Installation
Modern Binary Exploitation (MBE) is a free course developed and used by RPISEC to teach Modern Binary Exploitation at Rensselaer Polytechnic Institute. It covers basic x86 reverse engineering, vulnerability analysis, and classical forms of Linux-based userland binary exploitation. It also focuses on protections found on modern systems and the techniques used to defeat them. This course comes with a large number of labs that I’ll explain/solve in this write-up.
This installation procedure is based on the official documentation of the MBE repository. I suggest you read it if you need more details on how to setup the lab.
You can download the slides or clone the repository with the following command:
git clone https://github.com/RPISEC/MBE
Lab Breakdown
The challenges are based on the lectures present in the GitHub repository. If you don’t have the necessary knowledge to solve the labs, I advise you to read them before starting.
| Write-up | Topic | Corresponding Lectures | Available |
|---|---|---|---|
| 01 | Reverse Engineering | 01-03 | Yes |
| 02 | Memory Corruption | 04 | Yes |
| 03 | Shellcoding | 05 | Yes |
| 04 | Format Strings | 06 | Yes |
| 05 | DEP and ROP | 07 | Yes |
| 06 | ASLR | 09 | Yes |
| 07 | Heap | 10 | No |
| 08 | Misc and Stack Cookies | 11 | No |
| 09 | C++ | 12 | No |
| 10 | Linux Kernel | 13 | No |
| P1 | Project 1 | 01-06 | No |
| P2 | Project 2 | 01-12 | No |
Note: The Linux Kernel labs is not implemented in the provided virtual machine. I still need to find a way to implement them in order to provide the writeups.
Virtual Machine Setup
The Warzone is a custom wargame that was built from the ground up for this course. It provides a complete and consistent learning platform for the labs and projects. The wargame was built on top of a vanilla Ubuntu 14.04 32-bit server install, and is modeled after existing local privilege escalation themed wargames.
You can download the VMDK (disk image) of the Warzone that is already setup here. To install the VM, extract the VMDK and create a new custom virtual machine in VMWare.
Then, select Ubuntu as operating system.
Finally, select the extracted VMDK as disk image.
As resources, you can stick to the following specifications:
- 1 CPU/Core
- 512MB RAM
- NAT Networking
How to use the Warzone
Once the Virtual Machine is created, you can get the IP address by login as gameadmin (gameadmin:gameadmin) and type the command ip addr.
Then, you can SSH into the first challenge by using the credentials lab1C:lab01start. This pattern is the same for the following challenges (eg. lab2C:lab02start).
The Warzone is structured like any local privilege escalation wargame. You must exploit a challenge to escalate your privileges and gain access to another user (level). Once you successfully exploit a level and escalate to the next user (confirm with whoami), you can read the user password from the home dir /home/$USER/.pass.

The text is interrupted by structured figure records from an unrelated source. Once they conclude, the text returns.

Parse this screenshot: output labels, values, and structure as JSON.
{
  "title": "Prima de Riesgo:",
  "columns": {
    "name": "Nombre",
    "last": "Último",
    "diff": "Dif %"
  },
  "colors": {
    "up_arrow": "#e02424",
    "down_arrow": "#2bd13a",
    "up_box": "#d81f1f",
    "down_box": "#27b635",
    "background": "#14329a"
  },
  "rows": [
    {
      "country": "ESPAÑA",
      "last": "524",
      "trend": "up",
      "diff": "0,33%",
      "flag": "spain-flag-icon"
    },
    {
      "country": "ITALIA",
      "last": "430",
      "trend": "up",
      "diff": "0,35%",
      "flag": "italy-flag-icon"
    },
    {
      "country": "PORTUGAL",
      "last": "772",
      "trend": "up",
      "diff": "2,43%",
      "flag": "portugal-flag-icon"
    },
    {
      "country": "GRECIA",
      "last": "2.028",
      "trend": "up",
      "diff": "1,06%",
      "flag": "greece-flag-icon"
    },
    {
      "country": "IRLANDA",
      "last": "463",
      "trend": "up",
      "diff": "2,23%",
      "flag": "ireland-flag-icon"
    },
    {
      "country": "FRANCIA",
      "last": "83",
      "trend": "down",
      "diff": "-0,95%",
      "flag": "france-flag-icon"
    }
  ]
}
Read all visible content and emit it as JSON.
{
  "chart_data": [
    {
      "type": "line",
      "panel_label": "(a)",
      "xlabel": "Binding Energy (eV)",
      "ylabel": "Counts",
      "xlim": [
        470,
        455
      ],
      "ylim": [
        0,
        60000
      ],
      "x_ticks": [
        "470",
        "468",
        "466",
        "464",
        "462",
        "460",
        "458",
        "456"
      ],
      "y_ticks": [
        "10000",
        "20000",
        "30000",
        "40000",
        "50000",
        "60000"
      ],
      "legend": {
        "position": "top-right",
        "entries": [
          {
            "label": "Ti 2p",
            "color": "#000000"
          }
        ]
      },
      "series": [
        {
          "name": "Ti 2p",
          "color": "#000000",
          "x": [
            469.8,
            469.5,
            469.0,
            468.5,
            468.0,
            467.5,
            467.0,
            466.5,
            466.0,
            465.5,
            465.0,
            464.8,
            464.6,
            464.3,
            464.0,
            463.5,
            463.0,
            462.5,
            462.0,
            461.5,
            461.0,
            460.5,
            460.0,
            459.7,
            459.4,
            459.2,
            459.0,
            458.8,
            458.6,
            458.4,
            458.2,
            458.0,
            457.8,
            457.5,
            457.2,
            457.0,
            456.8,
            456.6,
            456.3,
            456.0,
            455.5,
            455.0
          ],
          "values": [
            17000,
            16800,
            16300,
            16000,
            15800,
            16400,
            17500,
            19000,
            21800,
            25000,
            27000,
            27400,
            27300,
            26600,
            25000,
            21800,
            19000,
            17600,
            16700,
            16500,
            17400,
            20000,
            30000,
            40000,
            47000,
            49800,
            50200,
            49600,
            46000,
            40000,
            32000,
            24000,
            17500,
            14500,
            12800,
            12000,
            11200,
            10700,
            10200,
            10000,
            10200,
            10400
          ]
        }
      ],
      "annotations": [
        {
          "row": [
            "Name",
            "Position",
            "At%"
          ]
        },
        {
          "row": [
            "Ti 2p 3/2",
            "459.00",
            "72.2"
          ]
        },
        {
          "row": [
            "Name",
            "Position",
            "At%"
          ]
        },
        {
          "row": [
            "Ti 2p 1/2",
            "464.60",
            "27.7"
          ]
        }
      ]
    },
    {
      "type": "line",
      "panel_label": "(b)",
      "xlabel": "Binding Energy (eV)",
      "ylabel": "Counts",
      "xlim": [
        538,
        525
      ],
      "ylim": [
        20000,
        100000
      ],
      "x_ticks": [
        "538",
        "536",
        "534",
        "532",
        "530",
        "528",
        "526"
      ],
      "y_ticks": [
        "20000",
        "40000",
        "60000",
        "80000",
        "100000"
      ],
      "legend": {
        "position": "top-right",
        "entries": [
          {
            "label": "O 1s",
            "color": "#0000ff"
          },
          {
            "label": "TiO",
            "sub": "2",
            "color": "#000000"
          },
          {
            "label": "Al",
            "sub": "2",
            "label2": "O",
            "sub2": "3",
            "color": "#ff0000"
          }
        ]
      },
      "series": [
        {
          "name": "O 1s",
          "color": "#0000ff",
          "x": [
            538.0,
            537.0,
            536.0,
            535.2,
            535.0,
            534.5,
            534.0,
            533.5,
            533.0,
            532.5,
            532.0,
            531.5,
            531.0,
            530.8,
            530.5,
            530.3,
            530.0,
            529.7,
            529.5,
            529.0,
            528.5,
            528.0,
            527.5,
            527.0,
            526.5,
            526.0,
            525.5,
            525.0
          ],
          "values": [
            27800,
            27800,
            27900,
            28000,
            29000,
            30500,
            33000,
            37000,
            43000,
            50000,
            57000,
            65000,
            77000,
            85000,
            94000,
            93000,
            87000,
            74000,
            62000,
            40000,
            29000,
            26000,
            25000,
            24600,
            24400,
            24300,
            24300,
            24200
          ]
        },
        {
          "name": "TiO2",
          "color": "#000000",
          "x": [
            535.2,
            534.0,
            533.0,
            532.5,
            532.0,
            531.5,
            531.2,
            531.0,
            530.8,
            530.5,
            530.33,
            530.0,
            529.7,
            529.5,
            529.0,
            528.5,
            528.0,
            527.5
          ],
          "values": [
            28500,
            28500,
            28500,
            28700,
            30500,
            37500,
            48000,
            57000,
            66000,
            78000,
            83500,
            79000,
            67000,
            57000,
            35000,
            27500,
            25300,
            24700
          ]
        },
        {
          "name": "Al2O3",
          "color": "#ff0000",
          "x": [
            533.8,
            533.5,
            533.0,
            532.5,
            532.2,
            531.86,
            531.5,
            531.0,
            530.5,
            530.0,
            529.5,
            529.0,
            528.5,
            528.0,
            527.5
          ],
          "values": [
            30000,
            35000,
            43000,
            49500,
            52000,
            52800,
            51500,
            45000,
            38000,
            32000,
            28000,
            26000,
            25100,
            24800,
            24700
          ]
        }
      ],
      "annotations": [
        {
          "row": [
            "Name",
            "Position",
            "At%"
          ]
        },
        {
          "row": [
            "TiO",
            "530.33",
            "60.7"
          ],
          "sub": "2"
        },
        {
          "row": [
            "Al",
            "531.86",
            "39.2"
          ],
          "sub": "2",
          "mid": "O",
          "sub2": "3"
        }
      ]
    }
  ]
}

Note: The easiest level is labXC, then labXB and, finally labXA.
The levels (challenges) are located in /levels. If you need to write scripts/exploits, /tmp is writable and executable.
Licensing
This course was explicitly designed for academic & educational use only. Please keep this in mind when sharing and distributing our course material. The specific licenses involved can be found below.
The lectures are covered by the Creative Commons Attribution-NonCommercial 4.0 International license CC BY-NC 4.0.
The code in is covered by the BSD 2-Clause license. You can view this license in LICENSE.